Submitted by cms1u08 on

Author: Allison Schaap, Ocean Technology & Engineering Group at NOC.

I had the privilege of spending February and March on board Germany’s famous icebreaking research vessel Polarstern in the Weddell Sea, Antarctica.

Allison Schaap with NOC’s lab-on-chip sensor. Photo: Elin Darelius, @DareliusElin.

Organised by the Alfred Wegener Institute for Polar and Marine Research (AWI), the Continental Shelf Multidisciplinary Flux Study (“COSMUS”, expedition PS124) was a truly interdisciplinary study of the region. The big overarching theme was fluxes: fluxes of water masses, ice, nutrients, carbon, and various living organisms into and out of the Weddell Sea, and from the surface to the water column and the benthos.

My own role on this expedition was to deploy some of the autonomous lab-on-chip sensors that are developed at NOC. Specifically, I brought sensors for measuring carbonate parameters (pH, alkalinity) and nutrients (nitrate, silicate). More details on the technology can be seen on NOC’s website.

The carbonate sensors are being developed through work package 6 of the CLASS project.

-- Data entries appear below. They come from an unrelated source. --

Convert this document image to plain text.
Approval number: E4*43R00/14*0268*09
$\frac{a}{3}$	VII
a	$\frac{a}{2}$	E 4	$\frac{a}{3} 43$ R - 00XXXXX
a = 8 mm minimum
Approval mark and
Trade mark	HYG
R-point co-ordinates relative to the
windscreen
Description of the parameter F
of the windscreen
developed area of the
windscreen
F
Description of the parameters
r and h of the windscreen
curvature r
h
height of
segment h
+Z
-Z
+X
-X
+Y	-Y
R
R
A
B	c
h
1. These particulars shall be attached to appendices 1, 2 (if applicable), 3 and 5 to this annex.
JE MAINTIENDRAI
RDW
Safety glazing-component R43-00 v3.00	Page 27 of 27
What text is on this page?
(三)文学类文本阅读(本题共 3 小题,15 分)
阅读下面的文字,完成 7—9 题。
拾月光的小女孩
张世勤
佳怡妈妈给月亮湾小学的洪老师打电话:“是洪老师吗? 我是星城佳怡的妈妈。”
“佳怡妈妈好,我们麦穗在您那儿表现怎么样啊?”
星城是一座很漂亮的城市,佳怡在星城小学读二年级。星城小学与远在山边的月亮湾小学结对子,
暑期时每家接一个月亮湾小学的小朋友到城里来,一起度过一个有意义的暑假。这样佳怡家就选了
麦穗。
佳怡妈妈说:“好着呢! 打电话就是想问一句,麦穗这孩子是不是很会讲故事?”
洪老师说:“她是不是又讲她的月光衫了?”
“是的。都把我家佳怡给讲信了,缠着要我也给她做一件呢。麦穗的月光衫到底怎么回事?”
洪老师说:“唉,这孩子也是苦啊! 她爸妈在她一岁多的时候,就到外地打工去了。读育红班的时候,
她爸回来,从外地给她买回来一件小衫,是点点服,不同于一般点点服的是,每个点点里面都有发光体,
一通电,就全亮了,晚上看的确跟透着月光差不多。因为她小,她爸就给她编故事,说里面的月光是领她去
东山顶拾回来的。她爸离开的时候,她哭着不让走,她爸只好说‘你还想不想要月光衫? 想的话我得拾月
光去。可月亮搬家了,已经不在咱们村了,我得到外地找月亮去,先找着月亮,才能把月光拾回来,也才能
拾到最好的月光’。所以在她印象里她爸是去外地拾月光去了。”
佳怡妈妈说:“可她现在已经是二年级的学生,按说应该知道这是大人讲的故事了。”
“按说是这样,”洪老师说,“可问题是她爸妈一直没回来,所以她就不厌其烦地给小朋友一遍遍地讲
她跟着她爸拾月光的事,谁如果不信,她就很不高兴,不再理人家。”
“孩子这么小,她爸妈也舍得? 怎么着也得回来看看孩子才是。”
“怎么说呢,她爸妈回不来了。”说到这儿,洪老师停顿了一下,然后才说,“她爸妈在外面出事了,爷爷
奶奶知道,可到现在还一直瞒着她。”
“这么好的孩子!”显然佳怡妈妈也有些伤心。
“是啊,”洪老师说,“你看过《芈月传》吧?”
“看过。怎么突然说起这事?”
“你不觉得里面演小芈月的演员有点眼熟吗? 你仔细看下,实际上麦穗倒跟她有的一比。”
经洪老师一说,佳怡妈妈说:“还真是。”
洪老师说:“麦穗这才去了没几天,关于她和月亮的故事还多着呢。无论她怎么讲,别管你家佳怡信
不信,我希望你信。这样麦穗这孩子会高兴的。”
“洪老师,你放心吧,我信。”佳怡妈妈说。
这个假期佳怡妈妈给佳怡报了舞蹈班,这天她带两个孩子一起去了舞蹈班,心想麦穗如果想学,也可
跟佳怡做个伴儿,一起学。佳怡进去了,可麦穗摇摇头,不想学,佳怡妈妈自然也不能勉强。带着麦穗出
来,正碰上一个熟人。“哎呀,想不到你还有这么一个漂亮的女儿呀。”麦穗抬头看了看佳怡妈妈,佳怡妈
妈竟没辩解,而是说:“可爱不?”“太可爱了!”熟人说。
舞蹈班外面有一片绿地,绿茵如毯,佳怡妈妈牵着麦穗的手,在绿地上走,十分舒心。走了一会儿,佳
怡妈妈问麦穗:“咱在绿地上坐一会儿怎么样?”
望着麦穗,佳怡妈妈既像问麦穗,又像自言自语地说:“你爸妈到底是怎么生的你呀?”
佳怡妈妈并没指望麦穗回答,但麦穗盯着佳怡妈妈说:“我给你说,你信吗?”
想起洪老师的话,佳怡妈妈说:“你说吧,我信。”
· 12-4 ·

The measurements they did on the cruise will contribute to CLASS work package 1’s goal of collecting data on the ocean carbon cycle.

On this cruise I deployed these sensors on a number of different platforms (see below). They formed part of a seafloor lander, to study fluxes into and out of the seafloor. I also used them on the ship’s surface water underway system, to study the interactions between the atmosphere, the water biogeochemistry, and the phytoplankton living in this water.

Left: Deploying the benthic flux lander from Dr Frank Wenzhoefer (AWI/MPI Marine Microbiology) with lab-on-chip sensors mounted on bottom left side. Right: Deploying an AWI-built mooring with NOC’s lab-on-chip sensors. The NOC sensors are mounted on the frame directly above horizon.

Lastly, towards the end of the expedition, some of the NOC sensors joined several commercial instruments on a mooring, to make measurements of the productivity of the region even during the many months when the area is inaccessible by ship.

The new iceberg, A74, viewed off the aft of the ship while we sailed through the gap between the ice shelf and the iceberg.

We also had a very special unplanned opportunity on this expedition: a large new iceberg, called A74, broke off from the Brunt Ice Shelf while we were nearby. We seized the chance to go study this newly-accessible environment by circumnavigating the iceberg and studying the seafloor and water column behind it.